"What is it—what has she done?" came back Vandover's voice. "Papers—I haven't seen—what has she done? Tell me—what has she done?"

"Why, she committed suicide last night by taking laudanum," answered Geary, "and nobody knows why. She didn't leave any message or letter or anything of the kind. It's a fearful thing to happen so suddenly, but it seems she has been very despondent and broke up about something or other for a week or two. They found her in her room last night about ten o'clock lying across her table with only her wrapper on. She was unconscious then, and between one and two she died. She was unconscious all the time. Well, I can't stop any longer, Van; I've an appointment downtown. I was just going past the house and I thought I would run up and speak to you about Ida. I'll see you again pretty soon and we'll talk this over."

Mr. Corkle politely attended Geary to the head of the stairs, then went back to Vandover's room, and after blowing under the crack of the bathroom door to see if his master was still there returned to the wolfskin and sat down on his short tail and yawned. He was impatient to see Vandover and thought he stayed in his bath an unnecessarily long time. He went up to the door again and listened. It was very still inside; he could not hear the slightest sound, and he wondered again what could keep Vandover in there so long. He had too much self-respect to whine, so he went back to the wolfskin and curled up in the sun, but did not go to sleep.

By and by, after a very long time, the bathroom door swung open, and Vandover came out. He had not dried himself and was naked and wet. He went directly to the table in the centre of the room and picked up the morning paper, looking for the article of which Geary had spoken. At first he could not find it, and then it suddenly jumped into prominence from out the gray blur of the print on an inside page beside an advertisement of a charity concert for the benefit of a home for incurable children. There was a picture of Ida taken from a photograph like one that she had given him, and which even then was thrust between the frame and glass of his mirror. He read the article through; it sketched her life and character and the circumstances of her death with the relentless terseness of the writer cramped for space. According to this view, the causes of her death were unknown. It had been remarked that she had of late been despondent and in ill health.

Vandover threw the paper down and straightened up, naked and dripping, putting both hands to his head. In a low voice under his breath he said:

"What have I done? What have I done now?"

Like the sudden unrolling of a great scroll he saw his responsibility for her death and for the ruin of that something in her which was more than life. What would become of her now? And what would become of him? For a single brief instant he tried to persuade himself that Ida had consented after all.
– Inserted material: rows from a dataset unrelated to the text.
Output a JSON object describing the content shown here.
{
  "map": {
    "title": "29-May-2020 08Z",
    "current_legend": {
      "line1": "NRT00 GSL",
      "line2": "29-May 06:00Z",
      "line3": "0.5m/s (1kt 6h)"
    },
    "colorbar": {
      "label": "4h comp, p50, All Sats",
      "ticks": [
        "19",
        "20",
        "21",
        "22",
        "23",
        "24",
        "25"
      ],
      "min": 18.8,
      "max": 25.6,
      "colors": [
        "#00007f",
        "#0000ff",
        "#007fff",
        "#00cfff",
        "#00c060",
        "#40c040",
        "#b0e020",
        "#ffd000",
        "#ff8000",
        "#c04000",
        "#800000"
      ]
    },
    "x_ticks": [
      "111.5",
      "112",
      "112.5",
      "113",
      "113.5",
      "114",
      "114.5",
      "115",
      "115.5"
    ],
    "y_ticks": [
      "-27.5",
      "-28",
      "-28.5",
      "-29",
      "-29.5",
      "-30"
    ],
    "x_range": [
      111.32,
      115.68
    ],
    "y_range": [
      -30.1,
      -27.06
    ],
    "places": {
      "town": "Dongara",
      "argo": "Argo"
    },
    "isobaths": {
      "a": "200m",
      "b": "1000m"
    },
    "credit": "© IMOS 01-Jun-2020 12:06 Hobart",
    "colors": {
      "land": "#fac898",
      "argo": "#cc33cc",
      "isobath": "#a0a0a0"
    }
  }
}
But he knew that this was not so. She had consented, but he had forced her consent; he was none the less guilty. And then in that dreadful moment when he saw things in their true light, all the screens of conventionality and sophistry torn away, the words that young Haight had spoken came back to him. No matter if she had consented, it was his duty to have protected her, even against herself.

He walked the floor with great strides, steaming with the warm water, striking his head with his hands and crying out, "Oh, this is fearful, fearful! What have I done now? I have killed her; yes, and worse!"
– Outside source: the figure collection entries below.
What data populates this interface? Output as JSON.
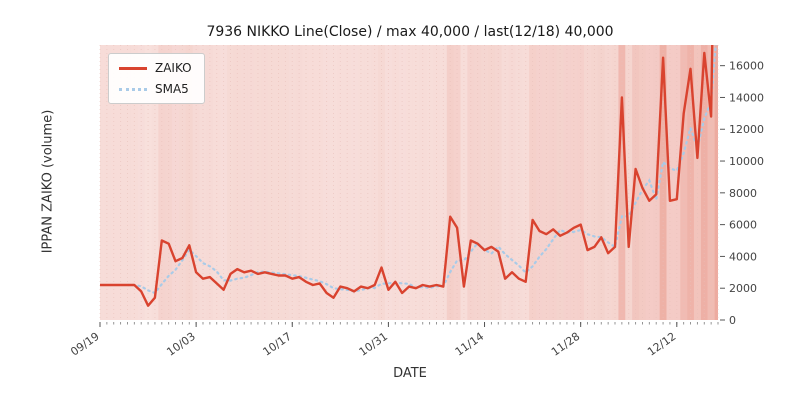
{
  "chart": {
    "title": "7936 NIKKO Line(Close) / max 40,000 / last(12/18) 40,000"
  },
  "legend": {
    "entries": [
      {
        "label": "ZAIKO"
      },
      {
        "label": "SMA5"
      }
    ]
  },
  "colors": {
    "zaiko_line": "#d9432f",
    "sma5_line": "#a9cbe8",
    "band": "#dd5f4a",
    "plot_bg": "#faeae8",
    "tick_text": "#444444",
    "grid_dots": "#e9c0ba"
  },
  "chart_data": {
    "type": "line",
    "title": "7936 NIKKO Line(Close) / max 40,000 / last(12/18) 40,000",
    "xlabel": "DATE",
    "ylabel": "IPPAN ZAIKO (volume)",
    "legend_position": "upper left",
    "x_start_date": "09/19",
    "x_end_date": "12/18",
    "x_tick_labels": [
      "09/19",
      "10/03",
      "10/17",
      "10/31",
      "11/14",
      "11/28",
      "12/12"
    ],
    "x_tick_indices": [
      0,
      14,
      28,
      42,
      56,
      70,
      84
    ],
    "y_tick_values": [
      0,
      2000,
      4000,
      6000,
      8000,
      10000,
      12000,
      14000,
      16000
    ],
    "ylim": [
      0,
      17300
    ],
    "max_value": 40000,
    "last_value": 40000,
    "background_bands": "per-day vertical shading, opacity proportional to ZAIKO value",
    "series": [
      {
        "name": "ZAIKO",
        "style": "solid",
        "color": "#d9432f",
        "values": [
          2200,
          2200,
          2200,
          2200,
          2200,
          2200,
          1800,
          900,
          1400,
          5000,
          4800,
          3700,
          3900,
          4700,
          3000,
          2600,
          2700,
          2300,
          1900,
          2900,
          3200,
          3000,
          3100,
          2900,
          3000,
          2900,
          2800,
          2800,
          2600,
          2700,
          2400,
          2200,
          2300,
          1700,
          1400,
          2100,
          2000,
          1800,
          2100,
          2000,
          2200,
          3300,
          1900,
          2400,
          1700,
          2100,
          2000,
          2200,
          2100,
          2200,
          2100,
          6500,
          5800,
          2100,
          5000,
          4800,
          4400,
          4600,
          4300,
          2600,
          3000,
          2600,
          2400,
          6300,
          5600,
          5400,
          5700,
          5300,
          5500,
          5800,
          6000,
          4400,
          4600,
          5200,
          4200,
          4600,
          14000,
          4600,
          9500,
          8300,
          7500,
          7900,
          16500,
          7500,
          7600,
          13000,
          15800,
          10200,
          16800,
          12800,
          40000
        ]
      },
      {
        "name": "SMA5",
        "style": "dotted",
        "color": "#a9cbe8",
        "derivation": "5-point moving average of ZAIKO"
      }
    ]
  }
}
He could think of nothing worse that could have happened to him. What a weight of responsibility to carry—he who hated responsibility of any kind, who had always tried to escape from anything that was even irksome, who loved his ease, his comfort, his peace of mind!

At every moment now he saw the different consequences of what he had done. Now, it was that his life was ruined, and that all through its course this crime would hang like a millstone about his neck. There could be no more enjoyment of anything for him; all the little pleasures and little self-indulgences which till now had delighted him were spoiled and rendered impossible. The rest of his life would have to be one long penitence; any pleasure he might take would only make his crime seem more abominable.